Em visita técnica ao Santuário dos Elefantes Brasil, realizada na última sexta-feira (06.12), a secretária de Estado de Meio Ambiente, Mauren Lazzaretti constatou os impactos positivos e reforçou a importância de que as alterações sejam documentadas para que sirvam de fontes de pesquisas para universidades e referência para futuros projetos.

“Observando a adaptação dos animais e, principalmente, verificando como essa região se regenerou, nós podemos confirmar que o impacto é positivo tanto para o meio ambiente, como também para a vida desses animais. É muito gratificante saber que Mato Grosso tem um Santuário que protege a vida animal, especialmente animais que sofreram tanto ao longo dos anos”, comemora Mauren.

O presidente do Santuário dos Elefantes no Brasil, Scott Blais, explica que quando chegaram à fazenda que se tornaria o Santuário, o pasto era bem baixo e com poucas árvores. Para o especialista em elefantes, a capacidade de regeneração do Cerrado é impressionante.

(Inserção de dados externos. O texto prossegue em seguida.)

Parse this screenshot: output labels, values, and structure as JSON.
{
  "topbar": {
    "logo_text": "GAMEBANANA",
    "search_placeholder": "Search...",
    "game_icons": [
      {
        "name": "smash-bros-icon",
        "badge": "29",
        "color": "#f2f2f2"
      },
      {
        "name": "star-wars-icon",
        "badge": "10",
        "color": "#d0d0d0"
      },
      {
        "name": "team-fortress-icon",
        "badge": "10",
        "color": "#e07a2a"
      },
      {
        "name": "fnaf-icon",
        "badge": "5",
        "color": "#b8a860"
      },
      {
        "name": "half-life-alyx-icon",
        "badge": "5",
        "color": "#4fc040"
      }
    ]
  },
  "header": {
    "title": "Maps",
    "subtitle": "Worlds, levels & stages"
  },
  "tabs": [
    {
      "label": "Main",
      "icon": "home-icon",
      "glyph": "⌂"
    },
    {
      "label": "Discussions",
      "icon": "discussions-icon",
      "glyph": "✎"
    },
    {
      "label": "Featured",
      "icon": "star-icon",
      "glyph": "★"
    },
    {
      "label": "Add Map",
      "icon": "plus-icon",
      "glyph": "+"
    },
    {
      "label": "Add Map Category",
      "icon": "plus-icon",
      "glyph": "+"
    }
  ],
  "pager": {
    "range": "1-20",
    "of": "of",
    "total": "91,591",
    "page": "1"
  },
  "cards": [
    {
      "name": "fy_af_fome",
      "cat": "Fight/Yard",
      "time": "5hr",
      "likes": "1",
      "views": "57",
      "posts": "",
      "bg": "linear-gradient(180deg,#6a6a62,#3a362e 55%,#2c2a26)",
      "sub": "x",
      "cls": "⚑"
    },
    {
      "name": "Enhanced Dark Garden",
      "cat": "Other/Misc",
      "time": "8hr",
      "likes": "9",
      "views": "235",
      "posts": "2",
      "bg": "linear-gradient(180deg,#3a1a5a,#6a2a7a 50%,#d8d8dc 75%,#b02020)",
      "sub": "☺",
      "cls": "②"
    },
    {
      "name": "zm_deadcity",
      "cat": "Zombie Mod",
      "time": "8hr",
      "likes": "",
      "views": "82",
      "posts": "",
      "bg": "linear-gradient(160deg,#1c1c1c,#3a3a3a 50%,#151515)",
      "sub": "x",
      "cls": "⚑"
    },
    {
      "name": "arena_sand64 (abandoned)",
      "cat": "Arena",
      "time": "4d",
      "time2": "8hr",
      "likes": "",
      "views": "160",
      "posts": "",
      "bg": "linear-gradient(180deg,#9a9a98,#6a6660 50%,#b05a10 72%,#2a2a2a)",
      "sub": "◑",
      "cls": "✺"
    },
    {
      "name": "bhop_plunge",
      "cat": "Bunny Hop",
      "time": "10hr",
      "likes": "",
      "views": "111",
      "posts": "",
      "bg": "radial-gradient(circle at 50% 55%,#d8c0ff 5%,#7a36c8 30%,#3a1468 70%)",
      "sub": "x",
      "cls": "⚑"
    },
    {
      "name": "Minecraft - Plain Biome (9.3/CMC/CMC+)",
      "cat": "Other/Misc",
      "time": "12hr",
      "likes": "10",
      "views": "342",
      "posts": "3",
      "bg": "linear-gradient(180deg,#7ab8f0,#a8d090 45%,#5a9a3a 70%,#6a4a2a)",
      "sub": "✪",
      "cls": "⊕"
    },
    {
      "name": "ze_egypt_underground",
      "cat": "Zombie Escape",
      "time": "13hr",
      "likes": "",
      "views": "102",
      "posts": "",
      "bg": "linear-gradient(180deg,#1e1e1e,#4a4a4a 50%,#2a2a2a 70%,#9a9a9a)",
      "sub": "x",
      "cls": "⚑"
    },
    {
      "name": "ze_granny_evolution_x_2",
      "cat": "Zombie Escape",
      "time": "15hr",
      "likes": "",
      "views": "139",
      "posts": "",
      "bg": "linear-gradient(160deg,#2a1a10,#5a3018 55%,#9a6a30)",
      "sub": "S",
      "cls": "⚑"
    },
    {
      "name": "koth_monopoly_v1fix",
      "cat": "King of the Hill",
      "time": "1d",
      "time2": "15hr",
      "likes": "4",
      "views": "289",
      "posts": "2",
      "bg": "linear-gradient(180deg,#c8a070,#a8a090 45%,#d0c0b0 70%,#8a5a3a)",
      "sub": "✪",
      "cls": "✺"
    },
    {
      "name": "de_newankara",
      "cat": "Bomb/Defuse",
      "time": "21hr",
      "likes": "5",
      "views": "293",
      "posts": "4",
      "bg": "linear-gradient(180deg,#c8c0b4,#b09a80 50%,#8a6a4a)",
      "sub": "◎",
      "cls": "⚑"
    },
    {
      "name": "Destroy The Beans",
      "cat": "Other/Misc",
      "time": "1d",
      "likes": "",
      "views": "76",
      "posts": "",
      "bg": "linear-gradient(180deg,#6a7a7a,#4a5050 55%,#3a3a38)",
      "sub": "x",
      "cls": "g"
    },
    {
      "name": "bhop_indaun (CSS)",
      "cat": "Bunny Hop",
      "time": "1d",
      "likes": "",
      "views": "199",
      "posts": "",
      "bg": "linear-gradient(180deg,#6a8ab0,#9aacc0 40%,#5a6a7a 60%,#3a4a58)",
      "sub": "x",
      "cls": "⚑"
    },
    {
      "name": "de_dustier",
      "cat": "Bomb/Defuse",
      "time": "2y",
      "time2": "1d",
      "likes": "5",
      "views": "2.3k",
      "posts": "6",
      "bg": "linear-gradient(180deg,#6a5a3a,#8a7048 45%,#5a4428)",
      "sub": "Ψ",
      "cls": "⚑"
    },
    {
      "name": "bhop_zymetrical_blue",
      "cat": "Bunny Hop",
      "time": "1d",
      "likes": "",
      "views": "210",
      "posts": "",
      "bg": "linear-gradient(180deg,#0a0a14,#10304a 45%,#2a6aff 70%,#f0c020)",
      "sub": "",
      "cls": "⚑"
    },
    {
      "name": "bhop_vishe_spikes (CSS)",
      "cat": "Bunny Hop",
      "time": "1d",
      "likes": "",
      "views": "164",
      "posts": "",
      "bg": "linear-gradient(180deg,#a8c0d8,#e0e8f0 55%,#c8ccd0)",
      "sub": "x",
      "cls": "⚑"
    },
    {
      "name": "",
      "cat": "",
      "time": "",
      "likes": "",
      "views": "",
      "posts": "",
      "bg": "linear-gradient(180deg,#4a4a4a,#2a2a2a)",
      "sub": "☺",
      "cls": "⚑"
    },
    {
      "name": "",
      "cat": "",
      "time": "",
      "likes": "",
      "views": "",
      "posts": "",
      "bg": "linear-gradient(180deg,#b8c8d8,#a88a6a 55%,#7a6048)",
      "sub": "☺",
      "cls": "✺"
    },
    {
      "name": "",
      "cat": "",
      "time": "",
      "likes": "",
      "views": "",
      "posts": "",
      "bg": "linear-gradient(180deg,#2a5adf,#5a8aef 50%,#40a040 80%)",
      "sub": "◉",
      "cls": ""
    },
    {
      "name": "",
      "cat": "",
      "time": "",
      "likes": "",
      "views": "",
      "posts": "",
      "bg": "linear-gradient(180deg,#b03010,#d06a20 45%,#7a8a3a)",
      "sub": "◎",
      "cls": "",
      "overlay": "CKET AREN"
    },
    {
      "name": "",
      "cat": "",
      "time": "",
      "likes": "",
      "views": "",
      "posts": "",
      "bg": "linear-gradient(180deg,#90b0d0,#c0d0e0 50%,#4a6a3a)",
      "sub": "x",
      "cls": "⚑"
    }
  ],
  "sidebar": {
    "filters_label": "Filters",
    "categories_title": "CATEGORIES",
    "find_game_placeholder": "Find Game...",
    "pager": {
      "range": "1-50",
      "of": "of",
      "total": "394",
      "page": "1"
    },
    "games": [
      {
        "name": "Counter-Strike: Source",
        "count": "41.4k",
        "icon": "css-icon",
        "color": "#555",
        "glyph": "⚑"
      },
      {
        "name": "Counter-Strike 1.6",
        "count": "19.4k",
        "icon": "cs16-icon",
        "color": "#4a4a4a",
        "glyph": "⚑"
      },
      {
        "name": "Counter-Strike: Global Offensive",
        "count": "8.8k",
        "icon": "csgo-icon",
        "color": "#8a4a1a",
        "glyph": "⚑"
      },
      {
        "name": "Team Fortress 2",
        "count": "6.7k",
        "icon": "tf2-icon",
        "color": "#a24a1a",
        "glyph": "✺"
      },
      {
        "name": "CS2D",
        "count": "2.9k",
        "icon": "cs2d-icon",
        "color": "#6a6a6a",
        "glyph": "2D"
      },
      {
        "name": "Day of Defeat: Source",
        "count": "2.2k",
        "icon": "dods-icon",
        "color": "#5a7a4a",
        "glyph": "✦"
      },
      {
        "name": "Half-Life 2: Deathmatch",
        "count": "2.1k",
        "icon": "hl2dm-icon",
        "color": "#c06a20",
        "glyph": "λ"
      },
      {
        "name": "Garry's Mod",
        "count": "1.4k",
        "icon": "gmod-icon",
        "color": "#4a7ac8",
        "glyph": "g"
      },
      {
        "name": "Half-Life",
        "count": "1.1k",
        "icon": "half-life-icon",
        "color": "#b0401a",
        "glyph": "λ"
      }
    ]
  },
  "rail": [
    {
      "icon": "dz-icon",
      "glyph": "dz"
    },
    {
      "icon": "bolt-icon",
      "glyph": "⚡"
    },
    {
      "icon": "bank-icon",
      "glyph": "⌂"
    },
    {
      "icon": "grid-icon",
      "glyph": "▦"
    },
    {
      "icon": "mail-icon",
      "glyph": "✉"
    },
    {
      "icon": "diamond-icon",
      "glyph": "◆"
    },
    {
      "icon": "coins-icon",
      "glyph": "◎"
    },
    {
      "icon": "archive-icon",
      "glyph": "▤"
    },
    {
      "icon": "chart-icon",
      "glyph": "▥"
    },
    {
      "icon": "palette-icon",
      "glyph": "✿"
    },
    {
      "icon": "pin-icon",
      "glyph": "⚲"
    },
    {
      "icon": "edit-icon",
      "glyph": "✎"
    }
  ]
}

“Mesmo já tendo ouvido falar que o cerrado é muito forte e resiliente, foi incrível observar a evolução do bioma”.

Licenciamento

O empreendimento possui licença de operação emitida pela Secretaria de Estado de Meio Ambiente (Sema) para abrigar até seis animais em uma área de mais de 20 hectares. Atualmente, 4 elefantas asiáticas, conhecidas por Maia, Rana, Ramba e Lady, vivem no empreendimento, que solicitou à Sema ampliação da licença para abrigar até 10 animais.

A secretária adjunta de Licenciamento Ambiental e Recursos Hídricos, Lilian Santos, explica que todo empreendimento com potencial poluidor é avaliado pela Sema.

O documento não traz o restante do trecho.